31st May 2023
Medical School Does Not Equip New Doctors for the Real Working World, Junior Doctor Warns
Clinician burnout and overwork are known to adversely affect patient safety and junior doctors may be particularly vulnerable, research suggests.
The UK is facing a crisis in recruitment and retention in medicine, with a recent survey by the British Medical Association reporting that 4 in 10 junior doctors will quit their roles as soon as they find another job.
Considering the immense pressure doctors are under, with their decisions having the potential to shape the course of patients’ illnesses and even their lives, is a balanced and happy life as a doctor still possible?
In a new book released today titled The Bleep Test, junior doctor Luke Austen has combined confronting first-hand experiences with research findings to argue that understanding how young doctors think and what they feel is key to looking after patients and doctors in these turbulent times.
New doctors and patient safety
There have been decades of research around the concept of ‘Black Wednesday’, the first Wednesday in August when newly qualified doctors begin life on the wards in junior positions. Studies have reported that patient safety is compromised, but overall the evidence is not conclusive.
“It’s not a good feeling to be told that after years of expensive training and dedicated study you might be a ready-made disaster for your first patients,” Austen explains. “But the reality is that even if Black Wednesday does exist, which is far from certain, the reasons behind it are likely to be complex and multifactorial. It is systems rather than individuals that truly create safety for patients.”
Austen goes on to suggest that an important part of a new doctor’s role in ensuring patient safety is being better equipped for the cognitive, psychological and emotional challenges of their work.
He explains: “Any doctor who has been through the opening months after qualifying will tell you that there is a gulf between the theory and the reality, between the title of doctor and feeling settled and safe working as one.
“But the truly difficult aspects which contribute to this divide, such as learning from making mistakes, caring for dying patients, making decisions in the throes of total exhaustion or emotionally recovering from harrowing events are not things they write about in the medical textbooks.
“At its heart is the fact that we are humans dealing with other humans and responding in very human ways. And the system often fails to recognise that.”
Civility as a tool
One of the most striking areas of research Austen points to are studies showing that the way in which doctors treat each other is safety critical.
In one high-quality study, anesthesiology residents participating in a simulated operative crisis were randomised to work with either a rude surgeon or a polite surgeon. Of those teamed up with a polite surgeon, 91% performed as expected in the crisis and passed the simulation, whereas only 64% of those working with a rude surgeon did so.
Austen explains: “Evidence from multiple studies has shown time and time again that clinicians working in teams where there is civility and mutual respect are more likely to ask questions and admit when they don’t know. Doctors should not be using valuable mental bandwidth on worrying about how to interact with a difficult colleague.”
The Bleep Test presents strategies for escalating concerns to senior doctors despite the pressures of an often-rigid medical hierarchy and argues that doctors should be trained in psychological skills to improve performance in stressful situations.
Tools for a difficult trade
The Bleep Test also provides evidence-based tools to help new doctors manage cases involving difficult conversations and patient deaths, including practical tips on delivering bad news.
These tools are put into context of Austen’s first-hand accounts of being a Covid-ICU doctor, where he witnessed staff hold the hands of patients taking their last breath in the absence of their families. He also relays anecdotes from peers who describe helping patients in desperate mental health crises with no support in place, making wrong decisions when tired, and apologising to patients when mistakes are made.

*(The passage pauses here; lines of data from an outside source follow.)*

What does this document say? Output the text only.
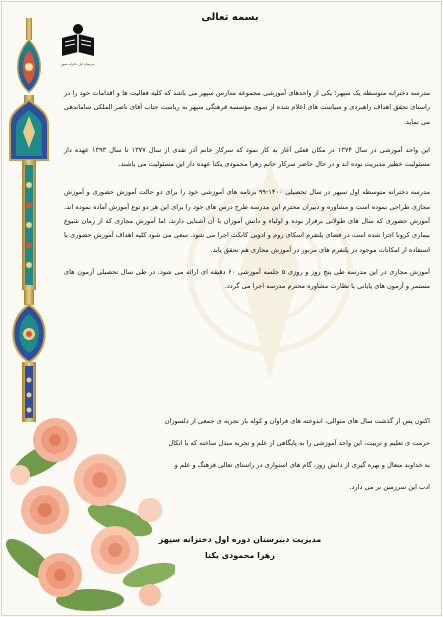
دبیرستان اول دخترانه سپهر
بسمه تعالی

مدرسه دخترانه متوسطه یک سپهر؛ یکی از واحدهای آموزشی مجموعه مدارس سپهر می باشد که کلیه فعالیت ها و اقدامات خود را در راستای تحقق اهداف راهبردی و سیاست های اعلام شده از سوی مؤسسه فرهنگی سپهر به ریاست جناب آقای ناصر الملکی ساماندهی می نماید.

این واحد آموزشی در سال ۱۳۷۴ در مکان فعلی آغاز به کار نمود که سرکار خانم آذر تقدی از سال ۱۳۷۷ تا سال ۱۳۹۳ عهده دار مسئولیت خطیر مدیریت بوده اند و در حال حاضر سرکار خانم زهرا محمودی یکتا عهده دار این مسئولیت می باشند.

مدرسه دخترانه متوسطه اول سپهر در سال تحصیلی ۱۴۰۰-۹۹ برنامه های آموزشی خود را برای دو حالت آموزش حضوری و آموزش مجازی طراحی نموده است و مشاوره و دبیران محترم این مدرسه طرح درس های خود را برای این هر دو نوع آموزش آماده نموده اند. آموزش حضوری که سال های طولانی برقرار بوده و اولیاء و دانش آموزان با آن آشنایی دارند، اما آموزش مجازی که از زمان شیوع بیماری کرونا اجرا شده است در فضای پلتفرم اسکای روم و ادوبی کانکت اجرا می شود. سعی می شود کلیه اهداف آموزش حضوری با استفاده از امکانات موجود در پلتفرم های مزبور در آموزش مجازی هم تحقق یابد.

آموزش مجازی در این مدرسه طی پنج روز و روزی ۵ جلسه آموزشی ۶۰ دقیقه ای ارائه می شود. در طی سال تحصیلی آزمون های مستمر و آزمون های پایانی با نظارت مشاوره محترم مدرسه اجرا می گردد.

اکنون پس از گذشت سال های متوالی، اندوخته های فراوان و کوله بار تجربه ی جمعی از دلسوزان

حرمت ی تعلیم و تربیت، این واحد آموزشی را به پایگاهی از علم و تجربه مبدل ساخته که با اتکال

به خداوند متعال و بهره گیری از دانش روز، گام های استواری در راستای تعالی فرهنگ و علم و

ادب این سرزمین بر می دارد.

مدیریت دبیرستان دوره اول دخترانه سپهر
زهرا محمودی یکتا
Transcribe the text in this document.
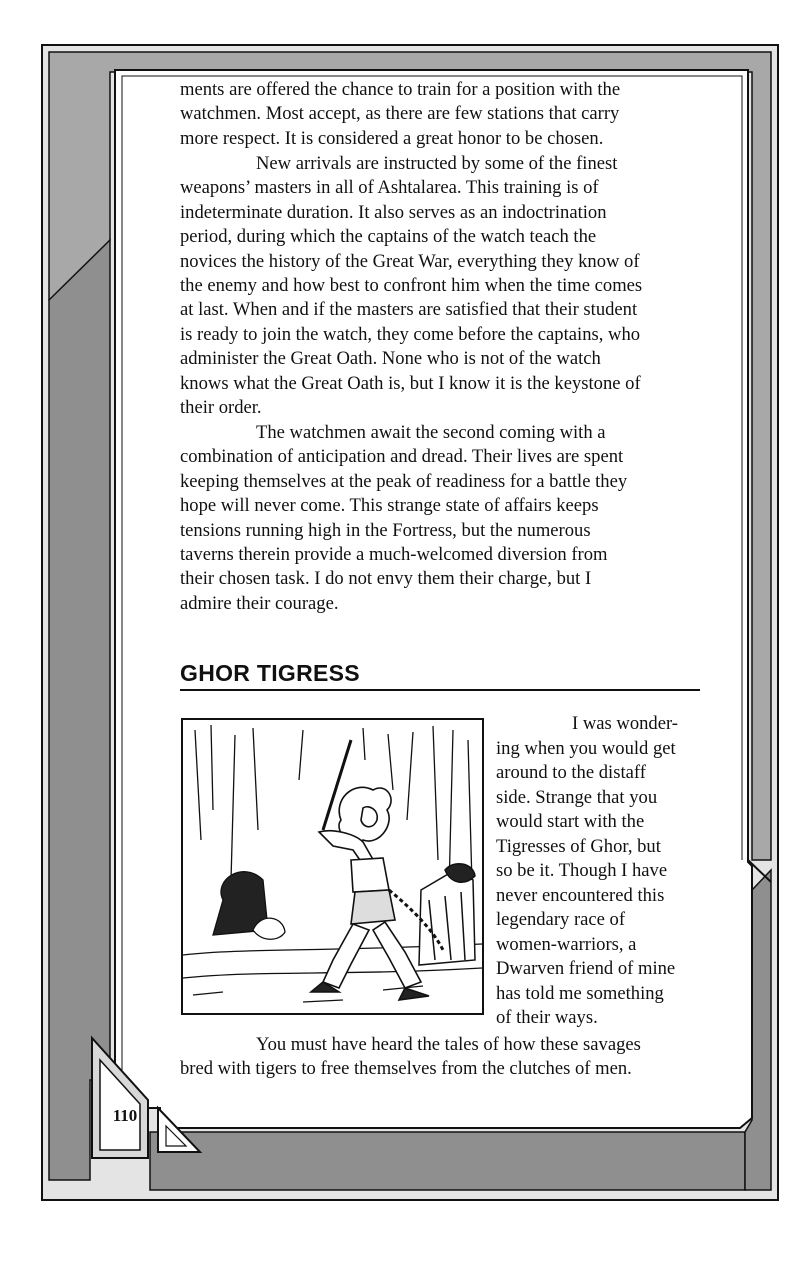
ments are offered the chance to train for a position with the
watchmen. Most accept, as there are few stations that carry
more respect. It is considered a great honor to be chosen.

New arrivals are instructed by some of the finest
weapons’ masters in all of Ashtalarea. This training is of
indeterminate duration. It also serves as an indoctrination
period, during which the captains of the watch teach the
novices the history of the Great War, everything they know of
the enemy and how best to confront him when the time comes
at last. When and if the masters are satisfied that their student
is ready to join the watch, they come before the captains, who
administer the Great Oath. None who is not of the watch
knows what the Great Oath is, but I know it is the keystone of
their order.

The watchmen await the second coming with a
combination of anticipation and dread. Their lives are spent
keeping themselves at the peak of readiness for a battle they
hope will never come. This strange state of affairs keeps
tensions running high in the Fortress, but the numerous
taverns therein provide a much-welcomed diversion from
their chosen task. I do not envy them their charge, but I
admire their courage.

GHOR TIGRESS

I was wonder-
ing when you would get
around to the distaff
side. Strange that you
would start with the
Tigresses of Ghor, but
so be it. Though I have
never encountered this
legendary race of
women-warriors, a
Dwarven friend of mine
has told me something
of their ways.

You must have heard the tales of how these savages
bred with tigers to free themselves from the clutches of men.

110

Against the backdrop of these personal tales, the book provides analysis and research-based tips with psychological tools for confronting the many and varied challenges that new doctors encounter.
In one particularly harrowing chapter, Austen considers how doctors can recover from making mistakes that may or may not have harmed a patient – including moving away from self-blame and instead trying to adopt a more pragmatic view of where personal mistakes sit in broader error chains and system failures that can let patients down.
Austen said: “The reason it’s so important we get better at this stuff is that when things go wrong for hard-working doctors whose sense of self-worth is often tied, to a greater or lesser extent, to the quality of their clinical work, the mental downward spiral can be dramatic. We have to do better at treating humans as humans.”
Understanding the difficult landscape
The Bleep Test describes the difficult landscape of the NHS and other over-stretched healthcare systems worldwide, describing UK healthcare as being ‘in a dire state’.
But he is keen to emphasise that this is not the main aim of the book, but ‘the setting of this story’.
“Of course, it matters immensely that doctors continue to campaign loudly and persistently on these issues, highlighting that problems such as underfunding and understaffing are chief amongst all patient safety concerns,” he explains. “But that is not what The Bleep Test is about.
“Yes we should keep pushing for decisive structural changes, but The Bleep Test is about looking for psychological understanding and tools to deal with the issues in front of us right now, the really hard stuff in the early years of practice.
“I certainly haven’t found all the answers, but opening a wider conversation about how new doctors think and how we look after them is a good place to start.”